Comment se protéger contre les botnets Mirai et les attaques DDoS
Compte tenu de la menace persistante et évolutive des botnets basés sur Mirai, il est essentiel que les organisations et les utilisateurs adoptent des mesures de sécurité complètes :
- Modifier les informations d'identification par défaut
Remplacez les mots de passe par défaut sur tous les appareils par des informations d’identification fortes et uniques. - Corrigez et mettez à jour régulièrement les appareils
Maintenez le micrologiciel et le logiciel du routeur à jour pour atténuer les vulnérabilités connues telles que CVE-2024-12856. - Mettre en œuvre la segmentation du réseau
Isolez les appareils IoT et industriels des réseaux critiques pour limiter les mouvements latéraux. - Surveiller le trafic inhabituel
Utilisez des systèmes de détection d’intrusion (IDS) et des outils de surveillance basés sur les anomalies pour détecter les modèles de trafic inhabituels indiquant une activité DDoS. - Déployer des solutions anti-DDoS
La protection DDoS basée sur le cloud peut absorber et atténuer les attaques à large bande passante avant qu'elles n'atteignent votre réseau. - Limiter Telnet et l'accès à distance
Désactivez l’accès Telnet et limitez les interfaces de gestion à distance aux adresses IP approuvées uniquement.
Les menaces DDoS évoluent
La dernière variante du botnet Mirai est bien plus qu'une simple souche de malware : c'est un signe avant-coureur de la sophistication croissante des menaces DDoS. En exploitant les vulnérabilités des routeurs industriels et des appareils IoT, les attaquants créent des botnets dotés d'une portée et d'un potentiel destructeur accrus.

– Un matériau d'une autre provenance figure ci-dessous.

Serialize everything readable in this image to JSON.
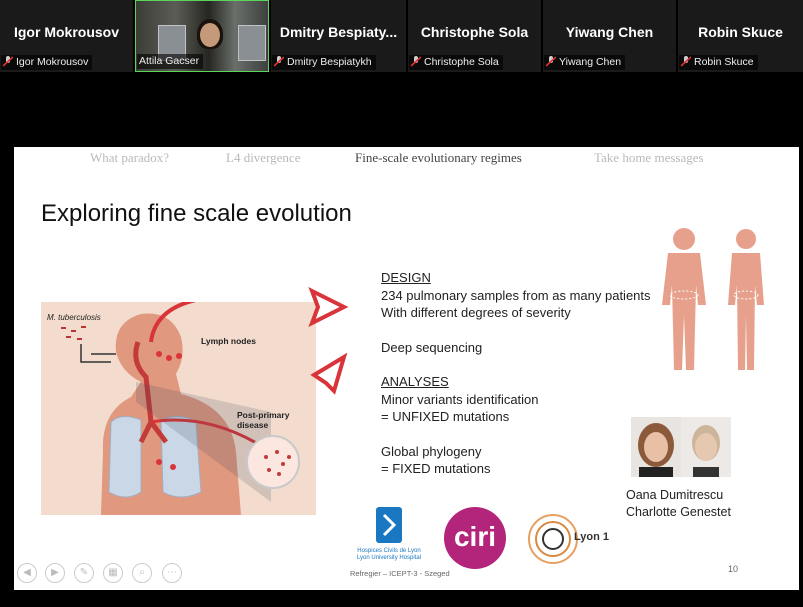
{
  "participants": [
    {
      "display_name": "Igor Mokrousov",
      "label": "Igor Mokrousov",
      "muted": true,
      "video": false
    },
    {
      "display_name": "",
      "label": "Attila Gacser",
      "muted": false,
      "video": true
    },
    {
      "display_name": "Dmitry  Bespiaty...",
      "label": "Dmitry Bespiatykh",
      "muted": true,
      "video": false
    },
    {
      "display_name": "Christophe Sola",
      "label": "Christophe Sola",
      "muted": true,
      "video": false
    },
    {
      "display_name": "Yiwang Chen",
      "label": "Yiwang Chen",
      "muted": true,
      "video": false
    },
    {
      "display_name": "Robin Skuce",
      "label": "Robin Skuce",
      "muted": true,
      "video": false
    }
  ],
  "slide": {
    "nav": [
      "What paradox?",
      "L4 divergence",
      "Fine-scale evolutionary regimes",
      "Take home messages"
    ],
    "nav_current": 2,
    "title": "Exploring fine scale evolution",
    "diagram_labels": {
      "organism": "M. tuberculosis",
      "lymph": "Lymph nodes",
      "post_primary_1": "Post-primary",
      "post_primary_2": "disease"
    },
    "design_heading": "DESIGN",
    "design_lines": [
      "234 pulmonary samples from as many patients",
      "With different degrees of severity"
    ],
    "deep_seq": "Deep sequencing",
    "analyses_heading": "ANALYSES",
    "analyses_lines": [
      "Minor variants identification",
      "=  UNFIXED mutations"
    ],
    "phylogeny_lines": [
      "Global phylogeny",
      "= FIXED mutations"
    ],
    "people": [
      "Oana Dumitrescu",
      "Charlotte Genestet"
    ],
    "logos": {
      "hcl_1": "Hospices Civils de Lyon",
      "hcl_2": "Lyon University Hospital",
      "ciri": "ciri",
      "lyon1": "Lyon 1"
    },
    "footer": "Refregier – ICEPT-3 - Szeged",
    "page_number": "10"
  },
  "colors": {
    "arrow": "#d9343a",
    "muted_icon": "#e03030",
    "active_border": "#59d659",
    "ciri": "#b3257a",
    "hcl": "#1a78c2"
  }
}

Pour garder une longueur d’avance sur ces menaces, les entreprises et les particuliers doivent rester vigilants, sécuriser leurs appareils et adopter des pratiques proactives en matière de cybersécurité. Comme le montre cette campagne, même des vulnérabilités apparemment mineures peuvent avoir un impact considérable si elles ne sont pas traitées.